BMP-2 is up-regulated in melanoma cells with an invasive phenotype. (A) A melanoma database (http://www.jurmo.ch/php/genehunter.html) was screened for the expression level of BMP-2. In the four different datasets comprising melanocytes (n=3), proliferative (n=101), intermediate (n=26), and invasive (n=90) melanoma cell lines, BMP-2 was significantly up-regulated in melanoma cells with an invasive phenotype compared to cells with a proliferative phenotype (one-way ANOVA). (B) RNA-expression of BMP-2 in BRAF mutated patient-derived melanoma cells therapy (Tx)-naïve or during targeted therapy (TTx).

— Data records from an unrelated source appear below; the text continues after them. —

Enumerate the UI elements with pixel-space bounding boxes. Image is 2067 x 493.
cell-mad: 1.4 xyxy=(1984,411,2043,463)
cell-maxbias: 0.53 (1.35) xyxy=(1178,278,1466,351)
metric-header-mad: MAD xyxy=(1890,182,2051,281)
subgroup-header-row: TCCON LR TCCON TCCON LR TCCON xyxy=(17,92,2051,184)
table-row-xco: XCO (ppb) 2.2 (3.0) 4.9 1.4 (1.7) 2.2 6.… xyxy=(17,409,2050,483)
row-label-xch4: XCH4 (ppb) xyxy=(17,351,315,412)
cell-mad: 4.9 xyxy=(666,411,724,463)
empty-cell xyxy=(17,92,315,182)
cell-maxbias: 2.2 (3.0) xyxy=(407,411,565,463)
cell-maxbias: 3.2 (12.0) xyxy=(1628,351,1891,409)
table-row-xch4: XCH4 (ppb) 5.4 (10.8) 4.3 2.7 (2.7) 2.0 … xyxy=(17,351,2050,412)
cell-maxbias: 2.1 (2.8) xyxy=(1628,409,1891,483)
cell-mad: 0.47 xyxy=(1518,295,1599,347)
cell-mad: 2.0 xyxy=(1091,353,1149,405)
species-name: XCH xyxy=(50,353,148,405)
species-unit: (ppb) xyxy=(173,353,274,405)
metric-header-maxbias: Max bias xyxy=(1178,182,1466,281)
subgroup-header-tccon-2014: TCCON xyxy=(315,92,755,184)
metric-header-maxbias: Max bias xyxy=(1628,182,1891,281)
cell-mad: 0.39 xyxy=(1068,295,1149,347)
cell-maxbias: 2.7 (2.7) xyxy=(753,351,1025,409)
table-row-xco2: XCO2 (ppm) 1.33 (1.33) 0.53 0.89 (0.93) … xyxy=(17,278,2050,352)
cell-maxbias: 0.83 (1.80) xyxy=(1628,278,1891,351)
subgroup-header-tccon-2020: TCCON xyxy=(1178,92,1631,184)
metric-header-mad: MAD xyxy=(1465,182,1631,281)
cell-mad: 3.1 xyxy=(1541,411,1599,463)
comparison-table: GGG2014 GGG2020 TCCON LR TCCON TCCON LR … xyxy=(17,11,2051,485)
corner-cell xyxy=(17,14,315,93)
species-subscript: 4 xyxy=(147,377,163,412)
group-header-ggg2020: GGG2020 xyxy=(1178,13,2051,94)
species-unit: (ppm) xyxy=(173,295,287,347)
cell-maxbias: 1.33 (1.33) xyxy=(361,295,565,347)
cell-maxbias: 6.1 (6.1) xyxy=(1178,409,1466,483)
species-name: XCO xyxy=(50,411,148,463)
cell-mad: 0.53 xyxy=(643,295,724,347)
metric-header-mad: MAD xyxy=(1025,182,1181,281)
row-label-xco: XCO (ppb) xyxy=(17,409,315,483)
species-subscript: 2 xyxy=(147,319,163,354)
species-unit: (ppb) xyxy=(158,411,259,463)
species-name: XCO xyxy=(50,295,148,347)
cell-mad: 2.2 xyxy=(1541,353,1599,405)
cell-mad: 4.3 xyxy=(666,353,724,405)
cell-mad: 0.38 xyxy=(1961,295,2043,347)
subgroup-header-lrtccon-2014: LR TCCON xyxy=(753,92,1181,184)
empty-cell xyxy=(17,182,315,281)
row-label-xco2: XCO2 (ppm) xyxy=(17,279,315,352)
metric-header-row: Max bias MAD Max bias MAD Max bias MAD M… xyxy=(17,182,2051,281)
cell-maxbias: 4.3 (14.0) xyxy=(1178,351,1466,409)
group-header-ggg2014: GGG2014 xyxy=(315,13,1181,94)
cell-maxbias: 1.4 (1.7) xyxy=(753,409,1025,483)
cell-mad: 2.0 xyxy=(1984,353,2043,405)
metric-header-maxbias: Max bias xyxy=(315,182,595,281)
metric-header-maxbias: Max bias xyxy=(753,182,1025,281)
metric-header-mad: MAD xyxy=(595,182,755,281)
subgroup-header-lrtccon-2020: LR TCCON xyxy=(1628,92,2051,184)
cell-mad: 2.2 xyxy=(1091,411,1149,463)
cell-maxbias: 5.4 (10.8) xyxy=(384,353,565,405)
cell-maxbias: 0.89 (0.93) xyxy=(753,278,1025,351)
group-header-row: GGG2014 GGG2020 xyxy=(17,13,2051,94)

A subset of melanoma cells from patients under TTx had a strong expression of BMP-2 compared to the Tx-naïve cohort (median 0.48 vs 4.10 counts per million, P=0.06, t-test). (C) BMP-2 serum levels in healthy controls (n=20) and 38 melanoma patients [n=20 stages IB-IIC (long survival), and n=18 stage IV (short survival)]. In control sera, median BMP-2 concentration was 100.5 pg/ml (89-123 pg/ml). In sera from patients with long survival it was 105.1 pg/ml (88-125 pg/ml). In sera from patients with short survival it was 120.9 pg/ml (97-201 pg/ml). The differences between controls and short-term survivors and between long-term and short-term survivors were significant (one-way ANOVA). (D) Chick embryo brain metastasis model. Histological slides were analyzed for single melanoma cell invasion in the rhombencephalon of the chick embryo and correlated with BMP-2 RNA-expression of the corresponding melanoma cell line. Expression of BMP-2 was 2.6-fold higher in highly invasive BLM compared to less invasive 451LU and SKMEL28 (SKMEL28: 22±11 invading cells per histological section, n=5 embryos analyzed; 451LU: 8±2, n=6; BLM: 43±10, n=8; P<0.05, one-way ANOVA). Scale bars: 100 µm.